JACQUES, O FATALISTA - Tinta da China

«A verdadeira grandeza deste romance só pode ser avaliada quando equiparado ao Dom Quixote ou ao Ulisses. Este romance é uma explosão de liberdade impertinente sem autocensura e de erotismo sem álibis sentimentais.»
— Milan Kundera

«Que é que impede a estabilização da verdade? Acima de tudo, o prazer de falar. Esse prazer pode ser uma verdadeira paixão. E tem uma característica – não olha a obstáculos: ‘Não há gente que mais goste de falar que os gagos, não há gente que mais goste de andar que os coxos.’ Falar, conversar. Porque a conversa tem uma característica absolutamente extraordinária: ao mesmo tempo que reúne tudo, dispersa tudo. A conversa dispara em todas as direcções, a gente atravessa-a com o fio de uma ideia, mas a ideia vai-se disseminando no decurso da travessia. E a dada altura, como se explica logo nas primeiras linhas deste livro, ninguém sabe para onde vai nem donde vem, nem em que ponto é que está. […] Trata-se de amar as palavras naquilo que elas têm de desajustamento em relação à realidade, e de compreender que essa realidade se transforma à medida que nós usamos as palavras em configurações diferentes. Trata-se de perceber que as palavras não servem apenas para referenciar a realidade, mas também, e sobretudo, para gerir distâncias (é essa a verdadeira definição da retórica) e para aproximar ou afastar as pessoas. Trata-se ainda de não pretender privilegiar apenas o que é útil, mas de ver até que ponto o inútil é tão útil como o útil (ou, se preferirem, o útil é tão inútil como o inútil). E é tudo isto que nos prende apaixonadamente à longa digressão que é este livro. Sentido de perder tempo, evidentemente. Mas sentido também de ir ao encontro do prazer do tempo perdido. […] Em Jacques, o Fatalista, Diderot fala, conversa, dança com as palavras, traça figuras de uma coreografia arrebatadora. Diderot não nos deixa repousar um minuto: as personagens saltam, desaparecem, morrem, amam, enganam-se, agridem, ressuscitam, e tudo se processa numa agilidade e desenvoltura absolutamente surpreendentes. […] O essencial não está, portanto, na estabilização, mas num valor precisamente oposto: na velocidade com que o jogo continua a ser jogado.»
— Eduardo Prado Coelho

Denis Diderot

Denis Diderot nasceu a 5 de Outubro de 1713, em Langres, no norte de França.
Em 1732 concluiu os seus estudos na Universidade de Paris.
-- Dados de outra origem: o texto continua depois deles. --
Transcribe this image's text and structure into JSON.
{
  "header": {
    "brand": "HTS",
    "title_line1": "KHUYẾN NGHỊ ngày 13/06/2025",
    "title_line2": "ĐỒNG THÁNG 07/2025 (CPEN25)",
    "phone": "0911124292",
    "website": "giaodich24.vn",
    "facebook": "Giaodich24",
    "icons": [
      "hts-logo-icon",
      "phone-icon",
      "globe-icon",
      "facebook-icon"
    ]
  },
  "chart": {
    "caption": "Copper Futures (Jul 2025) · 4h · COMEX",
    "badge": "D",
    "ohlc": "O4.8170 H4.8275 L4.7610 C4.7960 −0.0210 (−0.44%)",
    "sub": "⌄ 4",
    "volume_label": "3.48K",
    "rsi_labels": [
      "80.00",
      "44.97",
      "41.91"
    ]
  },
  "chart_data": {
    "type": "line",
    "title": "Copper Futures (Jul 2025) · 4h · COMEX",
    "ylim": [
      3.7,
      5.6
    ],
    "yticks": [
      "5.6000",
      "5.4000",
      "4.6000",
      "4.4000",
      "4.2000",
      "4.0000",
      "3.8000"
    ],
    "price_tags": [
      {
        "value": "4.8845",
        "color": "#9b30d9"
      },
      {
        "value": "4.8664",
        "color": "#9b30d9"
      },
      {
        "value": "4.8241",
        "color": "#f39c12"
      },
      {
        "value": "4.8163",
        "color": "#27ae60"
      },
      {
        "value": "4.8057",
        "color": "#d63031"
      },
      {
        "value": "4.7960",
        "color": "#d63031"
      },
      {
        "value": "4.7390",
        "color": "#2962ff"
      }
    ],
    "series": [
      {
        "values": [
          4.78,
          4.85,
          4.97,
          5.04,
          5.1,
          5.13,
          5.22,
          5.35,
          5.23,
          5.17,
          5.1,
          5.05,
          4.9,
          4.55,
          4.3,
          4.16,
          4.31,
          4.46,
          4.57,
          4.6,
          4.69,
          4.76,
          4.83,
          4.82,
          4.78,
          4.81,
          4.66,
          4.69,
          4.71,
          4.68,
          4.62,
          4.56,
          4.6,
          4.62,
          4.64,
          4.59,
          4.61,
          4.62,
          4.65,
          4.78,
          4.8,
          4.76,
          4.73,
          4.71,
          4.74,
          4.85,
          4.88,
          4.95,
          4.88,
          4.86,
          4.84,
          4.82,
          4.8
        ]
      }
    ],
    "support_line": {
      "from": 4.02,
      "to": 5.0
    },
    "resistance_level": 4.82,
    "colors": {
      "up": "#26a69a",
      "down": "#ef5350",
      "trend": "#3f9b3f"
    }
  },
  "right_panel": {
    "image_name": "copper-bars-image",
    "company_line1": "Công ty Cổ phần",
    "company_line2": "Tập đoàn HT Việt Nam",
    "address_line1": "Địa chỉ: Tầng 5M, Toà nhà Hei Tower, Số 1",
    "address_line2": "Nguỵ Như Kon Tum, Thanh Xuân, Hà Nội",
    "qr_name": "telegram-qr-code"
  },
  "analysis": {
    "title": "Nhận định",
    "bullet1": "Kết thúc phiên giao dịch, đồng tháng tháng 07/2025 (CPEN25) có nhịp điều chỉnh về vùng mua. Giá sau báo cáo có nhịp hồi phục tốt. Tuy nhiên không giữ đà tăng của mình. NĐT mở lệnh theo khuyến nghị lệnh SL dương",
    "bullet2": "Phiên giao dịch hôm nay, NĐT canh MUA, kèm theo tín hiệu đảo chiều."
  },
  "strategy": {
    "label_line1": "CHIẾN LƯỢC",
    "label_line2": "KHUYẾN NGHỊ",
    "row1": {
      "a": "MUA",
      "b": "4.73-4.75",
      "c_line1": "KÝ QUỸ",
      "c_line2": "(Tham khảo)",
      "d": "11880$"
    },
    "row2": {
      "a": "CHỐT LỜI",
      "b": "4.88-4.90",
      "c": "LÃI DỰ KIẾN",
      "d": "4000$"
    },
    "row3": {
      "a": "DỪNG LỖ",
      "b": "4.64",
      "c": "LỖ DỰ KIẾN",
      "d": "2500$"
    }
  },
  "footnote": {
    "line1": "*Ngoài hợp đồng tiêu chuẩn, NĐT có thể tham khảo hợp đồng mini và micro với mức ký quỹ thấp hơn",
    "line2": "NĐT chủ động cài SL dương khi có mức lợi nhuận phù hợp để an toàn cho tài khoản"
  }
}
Pouco se sabe da sua vida entre os anos de 1734 e 1744: desistiu de entrar para o mundo do teatro e, para sobreviver, decidiu ser professor; a certa altura sentiu-se seduzido pela carreira eclesiástica, mas a verdade é que enveredou por uma vida boémia e desregrada. Em 1743 casou-se com Antoinette Champion em segredo, por causa da desaprovação do pai desta. Tiveram três filhos, mas apenas um sobreviveu. Em 1755 conheceu Sophie Volland, com quem manteve um relacionamento intenso durante mais de 20 anos.
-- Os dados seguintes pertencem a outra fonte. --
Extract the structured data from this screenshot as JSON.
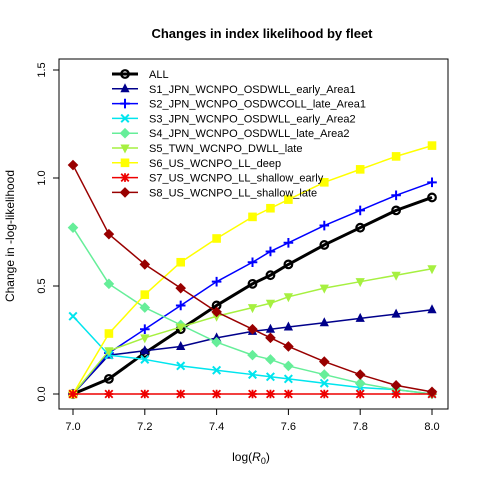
{
  "chart_data": {
    "type": "line",
    "title": "Changes in index likelihood by fleet",
    "xlabel_prefix": "log(",
    "xlabel_symbol": "R",
    "xlabel_subscript": "0",
    "xlabel_suffix": ")",
    "ylabel": "Change in -log-likelihood",
    "xlim": [
      7.0,
      8.0
    ],
    "ylim": [
      0.0,
      1.5
    ],
    "xticks": [
      7.0,
      7.2,
      7.4,
      7.6,
      7.8,
      8.0
    ],
    "xtick_labels": [
      "7.0",
      "7.2",
      "7.4",
      "7.6",
      "7.8",
      "8.0"
    ],
    "yticks": [
      0.0,
      0.5,
      1.0,
      1.5
    ],
    "ytick_labels": [
      "0.0",
      "0.5",
      "1.0",
      "1.5"
    ],
    "grid": false,
    "legend_position": "top-left",
    "x": [
      7.0,
      7.1,
      7.2,
      7.3,
      7.4,
      7.5,
      7.55,
      7.6,
      7.7,
      7.8,
      7.9,
      8.0
    ],
    "series": [
      {
        "name": "ALL",
        "color": "#000000",
        "marker": "open-circle",
        "width": 3,
        "values": [
          0.0,
          0.07,
          0.19,
          0.3,
          0.41,
          0.51,
          0.55,
          0.6,
          0.69,
          0.77,
          0.85,
          0.91
        ]
      },
      {
        "name": "S1_JPN_WCNPO_OSDWLL_early_Area1",
        "color": "#00008B",
        "marker": "triangle",
        "width": 1.5,
        "values": [
          0.0,
          0.18,
          0.2,
          0.22,
          0.26,
          0.29,
          0.3,
          0.31,
          0.33,
          0.35,
          0.37,
          0.39
        ]
      },
      {
        "name": "S2_JPN_WCNPO_OSDWCOLL_late_Area1",
        "color": "#0000FF",
        "marker": "plus",
        "width": 1.5,
        "values": [
          0.0,
          0.19,
          0.3,
          0.41,
          0.52,
          0.61,
          0.66,
          0.7,
          0.78,
          0.85,
          0.92,
          0.98
        ]
      },
      {
        "name": "S3_JPN_WCNPO_OSDWLL_early_Area2",
        "color": "#00E5EE",
        "marker": "x",
        "width": 1.5,
        "values": [
          0.36,
          0.18,
          0.16,
          0.13,
          0.11,
          0.09,
          0.08,
          0.07,
          0.05,
          0.03,
          0.02,
          0.0
        ]
      },
      {
        "name": "S4_JPN_WCNPO_OSDWLL_late_Area2",
        "color": "#66EE99",
        "marker": "diamond",
        "width": 1.5,
        "values": [
          0.77,
          0.51,
          0.4,
          0.32,
          0.24,
          0.18,
          0.16,
          0.13,
          0.09,
          0.05,
          0.02,
          0.0
        ]
      },
      {
        "name": "S5_TWN_WCNPO_DWLL_late",
        "color": "#A6F040",
        "marker": "triangle-down",
        "width": 1.5,
        "values": [
          0.0,
          0.2,
          0.26,
          0.31,
          0.36,
          0.4,
          0.42,
          0.45,
          0.49,
          0.52,
          0.55,
          0.58
        ]
      },
      {
        "name": "S6_US_WCNPO_LL_deep",
        "color": "#FFFF00",
        "marker": "square",
        "width": 1.5,
        "values": [
          0.0,
          0.28,
          0.46,
          0.61,
          0.72,
          0.82,
          0.86,
          0.9,
          0.98,
          1.04,
          1.1,
          1.15
        ]
      },
      {
        "name": "S7_US_WCNPO_LL_shallow_early",
        "color": "#EE0000",
        "marker": "asterisk",
        "width": 1.5,
        "values": [
          0.0,
          0.0,
          0.0,
          0.0,
          0.0,
          0.0,
          0.0,
          0.0,
          0.0,
          0.0,
          0.0,
          0.0
        ]
      },
      {
        "name": "S8_US_WCNPO_LL_shallow_late",
        "color": "#990000",
        "marker": "filled-diamond",
        "width": 1.5,
        "values": [
          1.06,
          0.74,
          0.6,
          0.49,
          0.38,
          0.3,
          0.26,
          0.22,
          0.15,
          0.09,
          0.04,
          0.01
        ]
      }
    ]
  }
}
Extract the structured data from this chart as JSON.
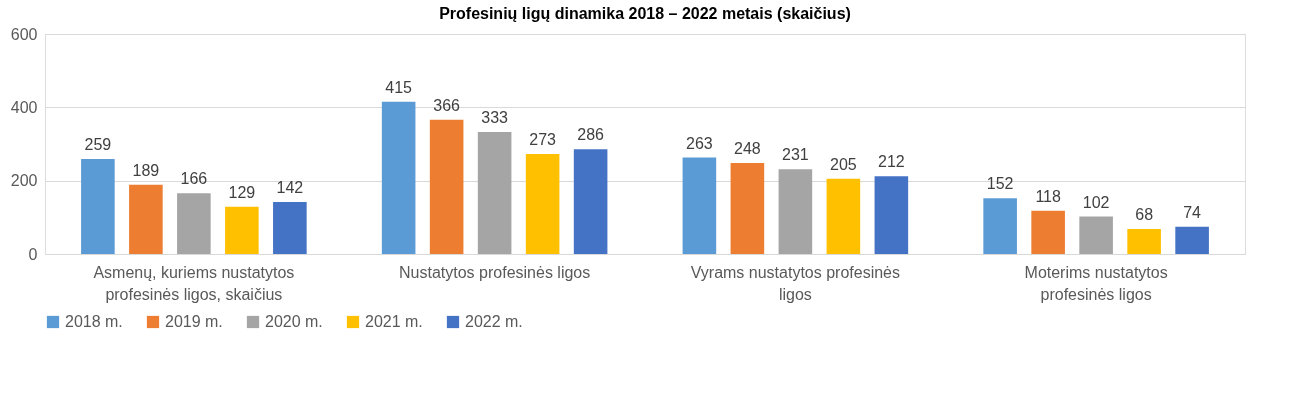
{
  "chart_data": {
    "type": "bar",
    "title": "Profesinių ligų dinamika 2018 – 2022 metais (skaičius)",
    "categories": [
      "Asmenų, kuriems nustatytos\nprofesinės ligos, skaičius",
      "Nustatytos profesinės ligos",
      "Vyrams nustatytos profesinės\nligos",
      "Moterims nustatytos\nprofesinės ligos"
    ],
    "series": [
      {
        "name": "2018 m.",
        "color": "#5b9bd5",
        "values": [
          259,
          415,
          263,
          152
        ]
      },
      {
        "name": "2019 m.",
        "color": "#ed7d31",
        "values": [
          189,
          366,
          248,
          118
        ]
      },
      {
        "name": "2020 m.",
        "color": "#a5a5a5",
        "values": [
          166,
          333,
          231,
          102
        ]
      },
      {
        "name": "2021 m.",
        "color": "#ffc000",
        "values": [
          129,
          273,
          205,
          68
        ]
      },
      {
        "name": "2022 m.",
        "color": "#4472c4",
        "values": [
          142,
          286,
          212,
          74
        ]
      }
    ],
    "ylim": [
      0,
      600
    ],
    "yticks": [
      0,
      200,
      400,
      600
    ],
    "grid": "y",
    "legend": "bottom",
    "data_labels": true
  }
}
Em 1745, o editor André Le Breton desafiou Diderot a dar seguimento ao projecto de traduzir para francês a Cyclopaedia, or Universal Dictionary of Arts and Sciences, de Ephraim Chambers. Diderot aceitou o desafio e trabalhou em parceria com Jean Le Rond d’Alembert. Rapidamente o projecto da tradução foi expandido e Diderot transformou-o numa obra em que pretendia expor os princípios essenciais e o âmbito de aplicação de todas as artes e ciências, fazendo-se rodear por uma imensa equipa de homens das letras, das ciências e da religião. O resultado foi a publicação dos 27 volumes da Encyclopédie, ou dictionnaire raisonné des sciences, des arts et des métiers.
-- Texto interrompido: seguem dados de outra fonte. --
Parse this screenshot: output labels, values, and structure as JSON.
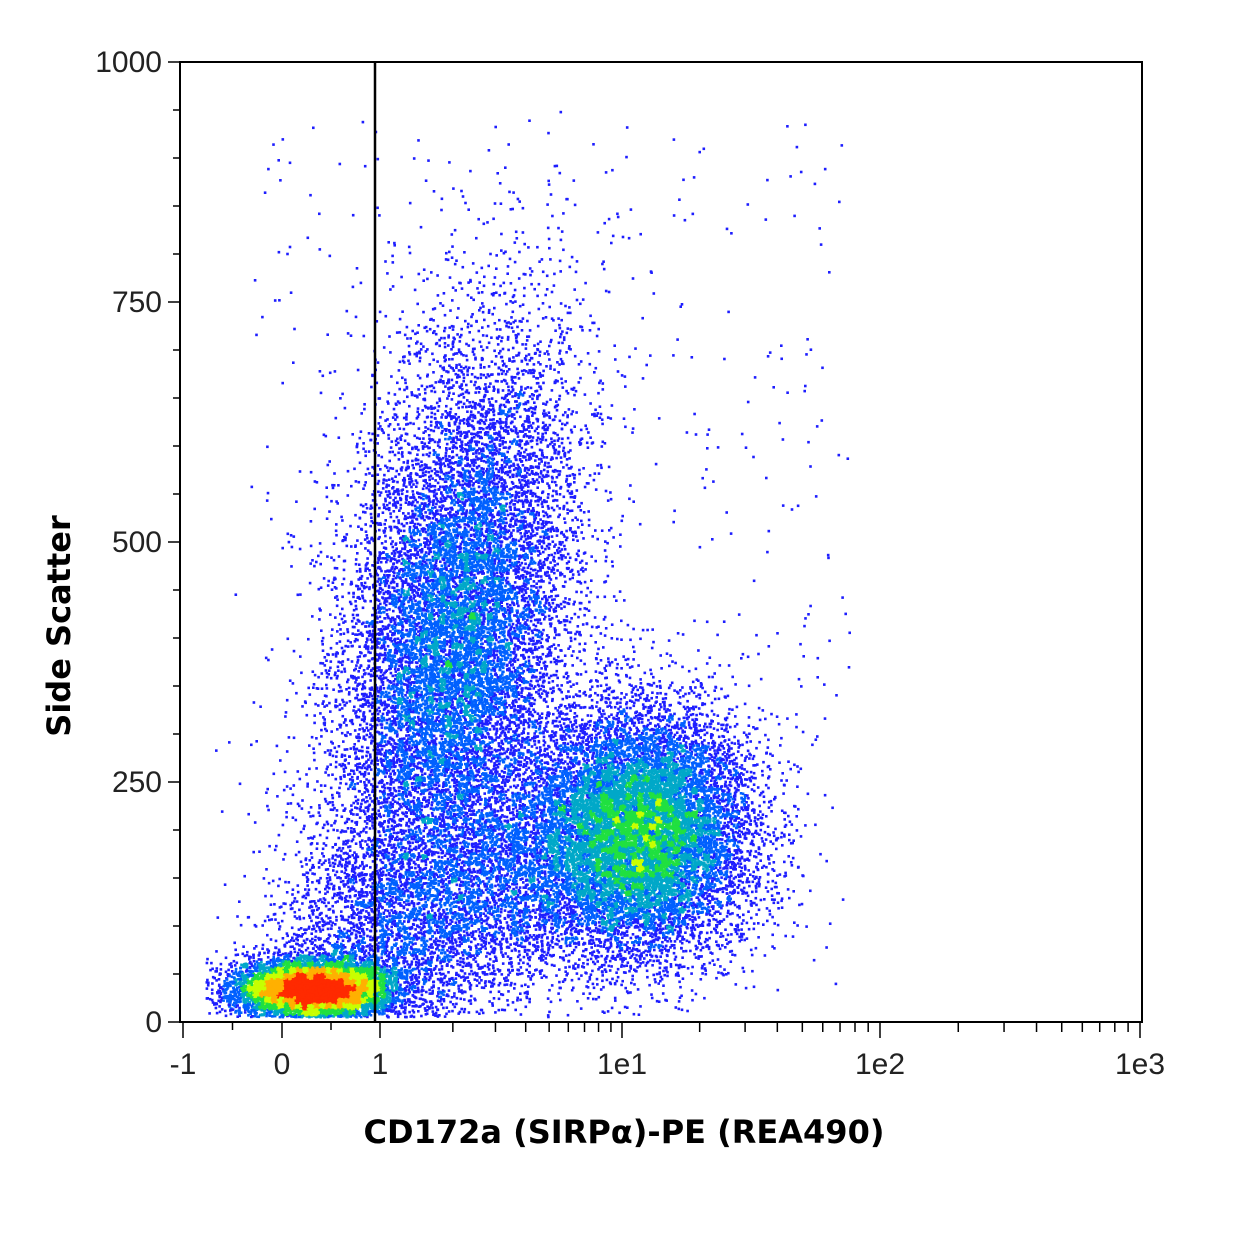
{
  "chart_data": {
    "type": "scatter",
    "title": "",
    "xlabel": "CD172a (SIRPα)-PE (REA490)",
    "ylabel": "Side Scatter",
    "x_scale": "biexponential",
    "x_ticks": [
      "-1",
      "0",
      "1",
      "1e1",
      "1e2",
      "1e3"
    ],
    "y_ticks": [
      "0",
      "250",
      "500",
      "750",
      "1000"
    ],
    "ylim": [
      0,
      1000
    ],
    "grid": false,
    "gate_x": 1,
    "colormap": [
      "#0000ff",
      "#00a0ff",
      "#00ff40",
      "#ffff00",
      "#ff2000"
    ],
    "populations": [
      {
        "name_hidden": true,
        "x_center": 0.3,
        "y_center": 40,
        "density": "very high"
      },
      {
        "name_hidden": true,
        "x_center": 1.8,
        "y_center": 400,
        "density": "high"
      },
      {
        "name_hidden": true,
        "x_center": 10,
        "y_center": 190,
        "density": "medium"
      }
    ]
  }
}
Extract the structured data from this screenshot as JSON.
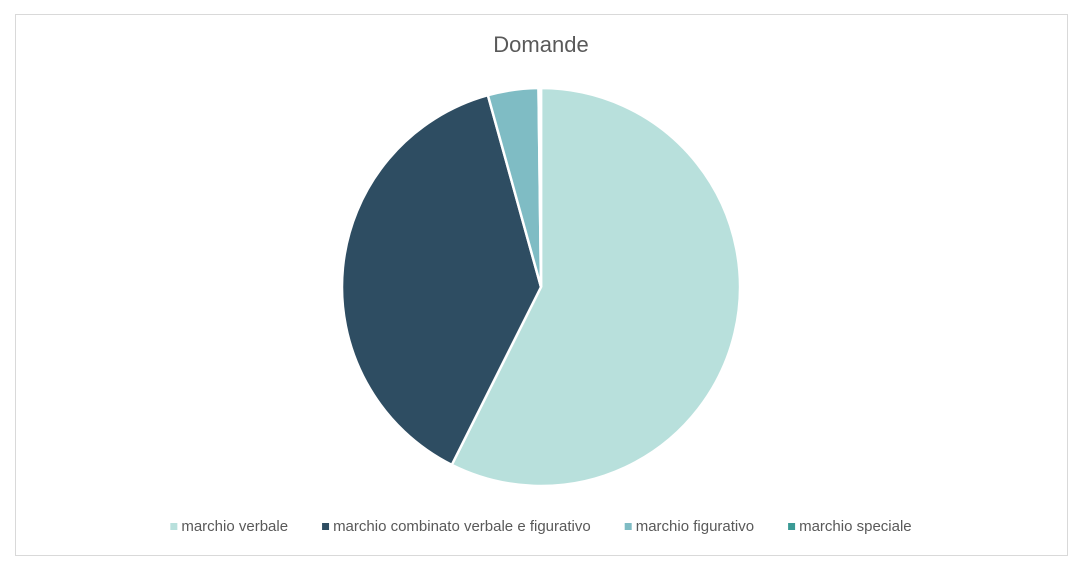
{
  "chart_data": {
    "type": "pie",
    "title": "Domande",
    "categories": [
      "marchio verbale",
      "marchio combinato verbale e figurativo",
      "marchio figurativo",
      "marchio speciale"
    ],
    "values": [
      57.4,
      38.3,
      4.1,
      0.2
    ],
    "colors": [
      "#b8e0dc",
      "#2e4d62",
      "#7fbcc4",
      "#3a9a95"
    ]
  }
}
De entre a vasta produção literária e ensaística de Denis Diderot destacam-se Pensées philosophiques (1746), Le fils naturel (1757), Le père de famille (1758), La religieuse (1760), Le neveu de Rameau (1761-74) e Paradoxe sur le comédien (1773).
Jacques, o Fatalista, e o seu amo foi escrito em 1773 e publicado postumamente em 1796. Denis Diderot morreu a 31 de Julho de 1784, em Paris.